Alena tidak pernah menyangka kata-kata tersebut akan keluar dari mulut Hexa, tetangga barunya.
Lembaran foto mempertemukan mereka. Jepretan shutter sedikit demi sedikit mengikis tembok yang Alena bangun sejak lama.

Lambat laun, kesendirian Alena pun terisi oleh momen-momen baru bersama Hexa.
Alena terbuai, hingga kedekatan mereka membuat Hexa menyadari sebuah rahasia yang Alena sembunyikan di balik senyumnya.

Ketika sisi gelap paling rapuh Alena terkuak, siapkah Hexa untuk tetap berada di samping Alena?





Huah! Setelah ikutan Pre-ordernya dari bulan Januari, aku baru bisa menyelesaikan novel TSS ini tanggal 20an XD hampir sebulan lamanya.

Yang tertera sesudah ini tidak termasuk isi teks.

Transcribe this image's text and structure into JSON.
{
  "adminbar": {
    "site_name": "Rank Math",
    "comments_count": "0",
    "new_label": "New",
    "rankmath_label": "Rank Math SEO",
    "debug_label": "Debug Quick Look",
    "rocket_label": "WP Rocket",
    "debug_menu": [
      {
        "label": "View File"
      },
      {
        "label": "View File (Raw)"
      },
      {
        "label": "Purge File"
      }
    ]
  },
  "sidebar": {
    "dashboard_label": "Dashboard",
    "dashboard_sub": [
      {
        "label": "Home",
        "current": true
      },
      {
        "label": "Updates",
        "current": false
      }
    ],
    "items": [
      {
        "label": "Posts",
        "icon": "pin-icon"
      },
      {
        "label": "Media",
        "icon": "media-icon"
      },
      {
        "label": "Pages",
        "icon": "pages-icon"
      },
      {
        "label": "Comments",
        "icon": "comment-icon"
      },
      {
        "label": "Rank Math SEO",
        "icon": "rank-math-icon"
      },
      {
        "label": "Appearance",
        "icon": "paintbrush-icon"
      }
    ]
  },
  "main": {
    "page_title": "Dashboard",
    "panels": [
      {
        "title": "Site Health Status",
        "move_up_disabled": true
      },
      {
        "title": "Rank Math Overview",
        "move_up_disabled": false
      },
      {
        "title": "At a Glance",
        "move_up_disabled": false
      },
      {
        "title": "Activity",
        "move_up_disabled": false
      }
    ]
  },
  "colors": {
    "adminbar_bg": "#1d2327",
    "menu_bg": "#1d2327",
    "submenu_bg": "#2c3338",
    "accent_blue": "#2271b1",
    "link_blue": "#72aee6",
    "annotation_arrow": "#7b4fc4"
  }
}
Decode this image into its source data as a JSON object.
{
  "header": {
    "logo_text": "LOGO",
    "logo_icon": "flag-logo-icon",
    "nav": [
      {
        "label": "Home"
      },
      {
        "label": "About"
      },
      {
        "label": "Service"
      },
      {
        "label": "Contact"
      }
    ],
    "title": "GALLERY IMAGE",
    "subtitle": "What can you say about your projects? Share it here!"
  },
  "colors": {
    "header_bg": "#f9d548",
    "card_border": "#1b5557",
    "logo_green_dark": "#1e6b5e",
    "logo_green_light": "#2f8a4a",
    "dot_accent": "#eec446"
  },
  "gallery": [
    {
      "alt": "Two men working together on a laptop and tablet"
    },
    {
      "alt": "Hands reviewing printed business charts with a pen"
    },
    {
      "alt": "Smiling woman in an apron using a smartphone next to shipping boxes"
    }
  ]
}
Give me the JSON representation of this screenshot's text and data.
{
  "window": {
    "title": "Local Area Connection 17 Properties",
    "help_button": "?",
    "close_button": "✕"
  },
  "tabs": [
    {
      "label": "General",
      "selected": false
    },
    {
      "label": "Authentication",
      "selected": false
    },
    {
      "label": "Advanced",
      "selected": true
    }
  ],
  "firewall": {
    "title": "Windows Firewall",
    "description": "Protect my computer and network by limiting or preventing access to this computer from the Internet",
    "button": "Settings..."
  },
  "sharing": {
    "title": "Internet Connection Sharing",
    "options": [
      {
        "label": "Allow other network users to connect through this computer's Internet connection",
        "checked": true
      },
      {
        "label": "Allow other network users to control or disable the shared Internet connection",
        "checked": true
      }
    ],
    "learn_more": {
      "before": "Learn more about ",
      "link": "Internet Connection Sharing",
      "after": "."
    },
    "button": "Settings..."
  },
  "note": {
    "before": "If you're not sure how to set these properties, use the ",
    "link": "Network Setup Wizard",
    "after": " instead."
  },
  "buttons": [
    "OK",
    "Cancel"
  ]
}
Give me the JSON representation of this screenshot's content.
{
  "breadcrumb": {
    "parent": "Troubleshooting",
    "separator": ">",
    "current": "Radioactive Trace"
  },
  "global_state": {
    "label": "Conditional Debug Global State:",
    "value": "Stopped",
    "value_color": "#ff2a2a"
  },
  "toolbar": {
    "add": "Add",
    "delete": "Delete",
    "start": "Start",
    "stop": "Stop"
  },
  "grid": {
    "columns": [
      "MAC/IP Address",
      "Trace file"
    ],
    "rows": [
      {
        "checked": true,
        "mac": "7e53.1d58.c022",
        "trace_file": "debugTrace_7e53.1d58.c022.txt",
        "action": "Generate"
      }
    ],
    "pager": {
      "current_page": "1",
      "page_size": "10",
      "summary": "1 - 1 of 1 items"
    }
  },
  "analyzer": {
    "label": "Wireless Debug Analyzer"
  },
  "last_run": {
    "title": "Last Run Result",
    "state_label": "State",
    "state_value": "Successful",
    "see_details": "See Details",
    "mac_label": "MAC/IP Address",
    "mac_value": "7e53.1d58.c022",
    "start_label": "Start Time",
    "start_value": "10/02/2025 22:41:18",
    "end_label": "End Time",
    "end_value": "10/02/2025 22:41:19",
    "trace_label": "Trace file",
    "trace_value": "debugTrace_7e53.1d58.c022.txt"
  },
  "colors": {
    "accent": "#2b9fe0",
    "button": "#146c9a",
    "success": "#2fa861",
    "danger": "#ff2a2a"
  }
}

Padahal novelnya tipis, dan isinya sangat ringan HEHE. Alasannya dulu masih ada novel yang ngantri, tapi karena bosen, aku coba baca TSS, tapi karena nggak mood juga, aku lanjutin deh yang udah ngantri duluan :D

Tadinya aku pengin ngereview-nya pendek, kayak blogger lainnya yang sempet aku baca. Tapi kayaknya aku emang kebanyakan omong orangnya :( Yauda sih ya...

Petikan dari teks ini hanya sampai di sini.